Лифт остановился, двери разъехались в разные стороны. Максим продолжал стоять глядя на Даню.
– В порядке?.. – голос дрожал, будто натянутая струна. Эмоции Максима, окажись они материальными, предстали бы гигантской платиной, изъеденной трещинами, – ещё чуть-чуть, и её разорвёт. Вопрос лишь в том, кого сметёт этим прорывом.
Кудряш фыркнул – коротко, нервно – и резко отвернулся, маской отчаяния скрывая дрожь в скулах. Молча шагнул из лифта, распахнул дверь, пропуская в квартиру Кашина. Тот брел, как тень, рухнул на диван, запрокинув голову, и провёл ладонью по лицу, смазывая снова кровь по коже. Абсолютно ничего. Ни мыслей, ни сил – даже кофту сбросить казалось неподъёмной задачей.
— Повернись ко мне.
Раздалось негромко сбоку. Рыжий повернулся, смотря на подсевшего Максима с аптечкой в руках. Тот старательно копался в ней, вытаскивая вату и спирт для обработки ран. Даня видел на лице парня смуту и желание что-то сказать ему, явно в агрессивной форме. Но он попросту не решался.
Кашин зашипел, когда ощутил покалывающую боль в области губы. Максим обрабатывал раны, держа вату пинцетом, стараясь ровно дышать. Меньшее, что сейчас требовалось, — это паника и ссоры.

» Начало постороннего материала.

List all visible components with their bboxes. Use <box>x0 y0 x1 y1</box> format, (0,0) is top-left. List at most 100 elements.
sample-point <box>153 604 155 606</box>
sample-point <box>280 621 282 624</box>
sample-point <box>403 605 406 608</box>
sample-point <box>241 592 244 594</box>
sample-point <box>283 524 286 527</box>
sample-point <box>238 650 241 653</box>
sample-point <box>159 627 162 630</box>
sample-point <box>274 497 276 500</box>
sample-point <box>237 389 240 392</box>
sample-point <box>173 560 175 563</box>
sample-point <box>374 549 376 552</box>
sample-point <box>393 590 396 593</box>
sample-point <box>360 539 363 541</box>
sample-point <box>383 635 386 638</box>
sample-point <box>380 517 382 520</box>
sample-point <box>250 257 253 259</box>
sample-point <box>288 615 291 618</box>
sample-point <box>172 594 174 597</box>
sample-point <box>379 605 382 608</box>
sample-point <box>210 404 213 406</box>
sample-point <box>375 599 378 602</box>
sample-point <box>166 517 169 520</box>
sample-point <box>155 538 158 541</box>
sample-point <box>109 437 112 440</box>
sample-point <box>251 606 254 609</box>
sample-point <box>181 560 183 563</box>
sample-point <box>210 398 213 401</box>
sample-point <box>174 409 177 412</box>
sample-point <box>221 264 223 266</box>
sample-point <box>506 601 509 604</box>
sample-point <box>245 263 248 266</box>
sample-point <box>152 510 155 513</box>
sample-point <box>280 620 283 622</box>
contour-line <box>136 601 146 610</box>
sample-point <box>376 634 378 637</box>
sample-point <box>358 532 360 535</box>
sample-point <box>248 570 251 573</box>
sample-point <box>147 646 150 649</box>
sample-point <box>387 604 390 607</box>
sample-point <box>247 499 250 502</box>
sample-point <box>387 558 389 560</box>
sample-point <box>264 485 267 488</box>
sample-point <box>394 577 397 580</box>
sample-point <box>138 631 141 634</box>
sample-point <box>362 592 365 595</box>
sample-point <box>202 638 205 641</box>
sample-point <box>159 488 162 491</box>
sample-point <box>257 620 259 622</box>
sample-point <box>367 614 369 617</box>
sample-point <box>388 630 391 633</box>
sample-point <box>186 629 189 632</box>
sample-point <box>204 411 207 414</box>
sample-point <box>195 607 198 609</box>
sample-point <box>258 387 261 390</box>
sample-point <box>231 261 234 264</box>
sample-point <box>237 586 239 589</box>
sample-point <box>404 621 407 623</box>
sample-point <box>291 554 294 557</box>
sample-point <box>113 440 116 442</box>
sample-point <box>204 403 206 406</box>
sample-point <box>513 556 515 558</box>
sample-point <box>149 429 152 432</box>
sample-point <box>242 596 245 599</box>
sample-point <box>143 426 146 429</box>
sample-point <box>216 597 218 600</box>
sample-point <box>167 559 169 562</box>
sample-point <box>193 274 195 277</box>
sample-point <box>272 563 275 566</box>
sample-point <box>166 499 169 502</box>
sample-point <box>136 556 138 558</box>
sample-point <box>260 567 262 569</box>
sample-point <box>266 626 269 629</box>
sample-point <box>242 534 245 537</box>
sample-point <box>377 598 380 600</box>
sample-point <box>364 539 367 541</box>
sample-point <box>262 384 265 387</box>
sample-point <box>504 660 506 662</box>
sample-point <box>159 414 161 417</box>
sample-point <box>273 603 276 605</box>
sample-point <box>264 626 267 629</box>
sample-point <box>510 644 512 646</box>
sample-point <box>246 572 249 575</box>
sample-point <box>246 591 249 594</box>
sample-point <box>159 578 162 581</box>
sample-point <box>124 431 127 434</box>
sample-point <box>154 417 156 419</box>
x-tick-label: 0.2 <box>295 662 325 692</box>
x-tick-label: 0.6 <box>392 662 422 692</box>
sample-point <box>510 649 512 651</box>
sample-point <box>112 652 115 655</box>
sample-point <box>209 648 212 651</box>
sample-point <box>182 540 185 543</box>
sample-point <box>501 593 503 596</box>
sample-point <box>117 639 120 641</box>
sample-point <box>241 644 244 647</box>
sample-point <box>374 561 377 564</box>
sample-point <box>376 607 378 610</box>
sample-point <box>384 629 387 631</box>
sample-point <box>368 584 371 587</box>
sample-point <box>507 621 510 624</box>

— Больно? — тихо спрашивает шатен, продолжая аккуратно промакивать вату в спирте, кидая короткий взгляд на пострадавшего.
— Если не ору как резаный, то значит норм. — с хрипотцой отвечает Даня, уводя взгляд на мирно спящего на полу Тигру.
Повисло гнетущее молчание, прямо как в первые дни их совместного времяпровождения. Максим продолжал аккуратно обрабатывать раны, меняя вату на чистую, где-то даже пришлось обмотать бинтами, чтобы наверняка.
Спустя некоторое время Максим закончил, сидя над Кашиным, плавно отводя от него руки. Он сложил всё в аптечку, отходя к мусорке, дабы выкинуть ненужное.
Даня посидев ещё пару секунд, решил привстать с дивана, слегка отряхиваясь, думая как бы разрядить обстановку, он с благодарностью посмотрел на Макса, продолжив более тише.
– Слушай, не хоч...
– Уходи.
Достаточно громко произнёс хозяин квартиры, не оборачиваясь даже к собеседнику. Его пальцы крепко сжимали ручку аптечки.
– Ч..чего?
Выражение лица Дани сменилось на недопонимание и даже лёгкий испуг.
– Что значит "уходи"?
Рыжий ступил поближе, смотря на взлохмаченные кучерявые волосы парня.
– То и значит.
Максим всё же повернулся, нервно поправив спустившиеся на кончик носа очки и глядя прямо в глаза.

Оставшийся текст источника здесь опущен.